O Ministério da Defesa divulgou nota de pesar pela morte do ex-ministro Raul Belens Jungmann Pinto. O texto, publicado em 19 de janeiro de 2026, manifesta solidariedade aos familiares e aos amigos de Jungmann, que esteve à frente da pasta da Defesa entre 2016 e 2018 e foi o primeiro titular do Ministério da Segurança Pública.
A nota é assinada por José Mucio Monteiro, ministro de Estado da Defesa.
O que diz a nota do Ministério da Defesa
Além da manifestação de solidariedade à família, a nota traz uma declaração do atual titular da pasta sobre o ex-ministro:
“Jungmann era um homem do diálogo, das parcerias, da construção de pontes e da busca de soluções. Um grande amigo, um democrata, um visionário. Um homem que fará muita falta”
A declaração é de José Mucio, atual ministro da Defesa.
O documento não informa causa, local ou horário da morte, nem traz dados sobre velório ou sepultamento. Vale entender o que é esse tipo de texto: a nota de pesar é a comunicação formal pela qual um órgão público registra o falecimento de alguém que ocupou cargo em sua estrutura e manifesta solidariedade aos familiares. Ela não descreve circunstâncias e não é documento de registro civil — limita-se ao reconhecimento institucional e à condolência.
Quem era Raul Jungmann
Natural de Pernambuco, Raul Belens Jungmann Pinto nasceu em 3 de abril de 1952. Antes de chegar ao primeiro escalão do governo federal, exerceu mandatos eletivos como vereador e como deputado federal. São funções de alcance diferente: o vereador legisla e fiscaliza dentro dos limites de um município, enquanto o deputado federal atua no plano nacional, votando leis federais e acompanhando o orçamento do governo federal.

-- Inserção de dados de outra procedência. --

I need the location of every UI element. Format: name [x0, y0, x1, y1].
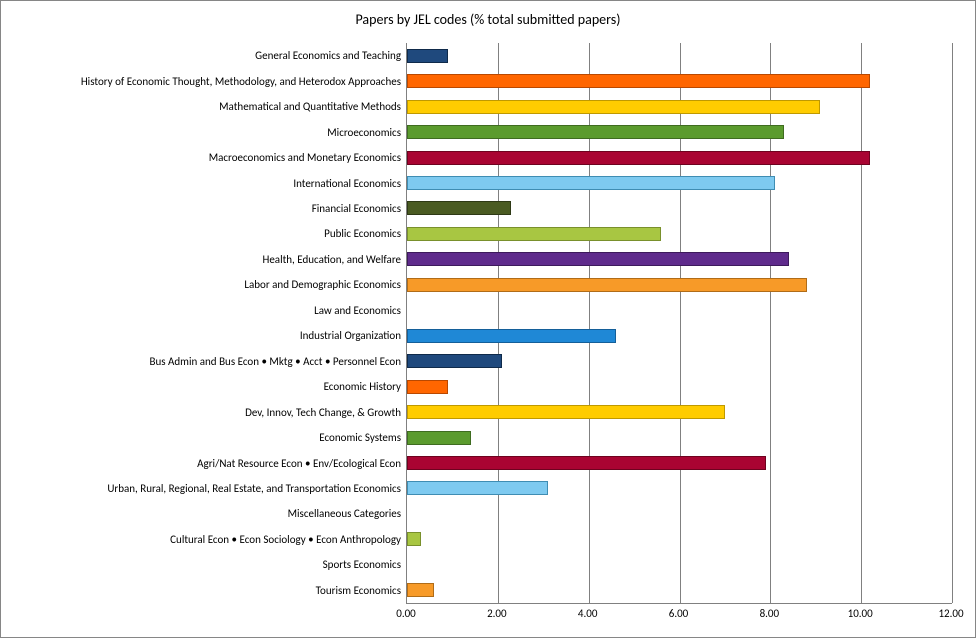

Ao todo, esteve à frente de quatro ministérios: Política Fundiária, Desenvolvimento Agrário, Defesa e Segurança Pública. Segundo a nota, durante a gestão na Defesa destacou-se pela relação respeitosa e afetuosa com os comandantes das Forças Armadas, com os militares e com os servidores civis.
O que significa ter sido o primeiro titular da Segurança Pública
Jungmann foi o primeiro ocupante do Ministério da Segurança Pública. Assumir uma pasta recém-criada é diferente de suceder alguém no cargo: não existe estrutura herdada nem rotina em funcionamento. Quem chega primeiro precisa definir o organograma, formar as equipes, organizar o orçamento inicial e estabelecer como a nova pasta vai se relacionar com os órgãos que já cuidavam do tema — trabalho administrativo que antecede qualquer resultado de política pública.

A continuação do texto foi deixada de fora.